Atas Persetujuan Atasan, Hakim Tipikor Medan Belum Respon 'Clue' Bobolnya BNI Jalan Pemuda Rp36,9 M

Sebarkan:



Fernando HP Munthe SE dan debitur Tan Andyono didudukkan di bangku 'pesakitan' Pengadilan Tipikor Medan. (MOL/Opnews)



MEDAN | Suasana sidang lanjutan perkara bobolnya keuangan PT Bank Negara Indonesia atau BNI (Persero) Tbk Wilayah 01 Jalan Pemuda Medan yang mengakibatkan negara merugi Rp36.932.813.935, Jumat (21/2/2025) di Pengadilan Tipikor Medan sempat memanas.

Dalam perkara a quo, tim JPU pada Kejaksaan Tinggi Sumatera Utara (Kejati Sumut) menjadikan 2 orang sebagai terdakwa yang patut dimintai pertanggung jawaban hukumnya.

Yakni Fernando HP Munthe SE selaku Pegawai Sementara (Pgs) Senior Relationship Manager (SRM) PT BNI (Persero) Tbk Sentra Kredit Menengah (SKM) Medan dan debitur Tan Andyono (berkas terpisah), selaku Direktur PT Prima Jaya Lestari Utama (PJLU), berkas terpisah.

Giliran dua saksi dihadirkan sekaligus oleh tim JPU. Effendi Loka selaku pemenang lelang Pabrik Kelapa Sawit (PKS) yang menjadi agunan kredit BNI Jalan Pemuda Medan dan Arie Wirathama Tandias, Komisaris PT Prima Jaya Lestari Utama (PJLU) yang juga anak dari terdakwa Tan Andyono.

Di arena sidang terdakwa Fernando HP Munthe tampak spontan berdiri dari kursinya. "Saya keberatan dengan keterangan saksi Effendi pak hakim, bukan Saya saja ke lokasi pabrik. 

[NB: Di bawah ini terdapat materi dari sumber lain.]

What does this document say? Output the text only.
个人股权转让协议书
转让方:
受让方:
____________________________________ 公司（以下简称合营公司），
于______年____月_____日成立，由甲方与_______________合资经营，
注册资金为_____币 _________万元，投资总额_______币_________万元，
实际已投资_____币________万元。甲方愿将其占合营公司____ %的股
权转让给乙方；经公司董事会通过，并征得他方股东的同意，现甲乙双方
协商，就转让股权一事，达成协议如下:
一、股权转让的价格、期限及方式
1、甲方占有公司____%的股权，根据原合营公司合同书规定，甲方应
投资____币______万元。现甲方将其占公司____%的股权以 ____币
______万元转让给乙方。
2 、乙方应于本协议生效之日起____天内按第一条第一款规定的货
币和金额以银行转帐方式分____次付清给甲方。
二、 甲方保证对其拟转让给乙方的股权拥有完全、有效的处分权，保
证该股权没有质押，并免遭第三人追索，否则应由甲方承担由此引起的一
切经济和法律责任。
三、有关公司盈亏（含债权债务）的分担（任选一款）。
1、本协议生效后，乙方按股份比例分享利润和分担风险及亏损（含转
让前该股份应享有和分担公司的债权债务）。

Ada juga beberapa orang BNI," tegasnya saat majelis hakim diketuai Sulhanuddin mengkonfrontir keterangan saksi Effendi Loka.

Sebab sebelumnya saksi menerangkan, kecewa atas pembelian PKS yang menjadi agunan BNI sebagaimana ditawarkan melalui Kantor Pelayanan Kekayaan Negara dan Lelang (KPKNL)

"Saya mengikuti lelang secara online, PKS-nya diinformasikan mampu memproduksi sawit 45 ton (minyak sawit) per jam dan ditawarkan Rp40 miliar. Saya kemudian ditunjuk sebagai pemenang lelang," urainya

Namun setelah dibeli, ternyata PKS yang menjadi objek lelang BNI tersebut tidak mampu memproduksi 45 ton per jam. Melainkan di bawah 30 ton per jam.Tidak cuma itu, mesin PKS yang dibelinya juga mengalami kerusakan cukup parah. Akibatnya, berhenti produksi untuk memperbaikinya dan menghabiskan dana Rp18 miliar.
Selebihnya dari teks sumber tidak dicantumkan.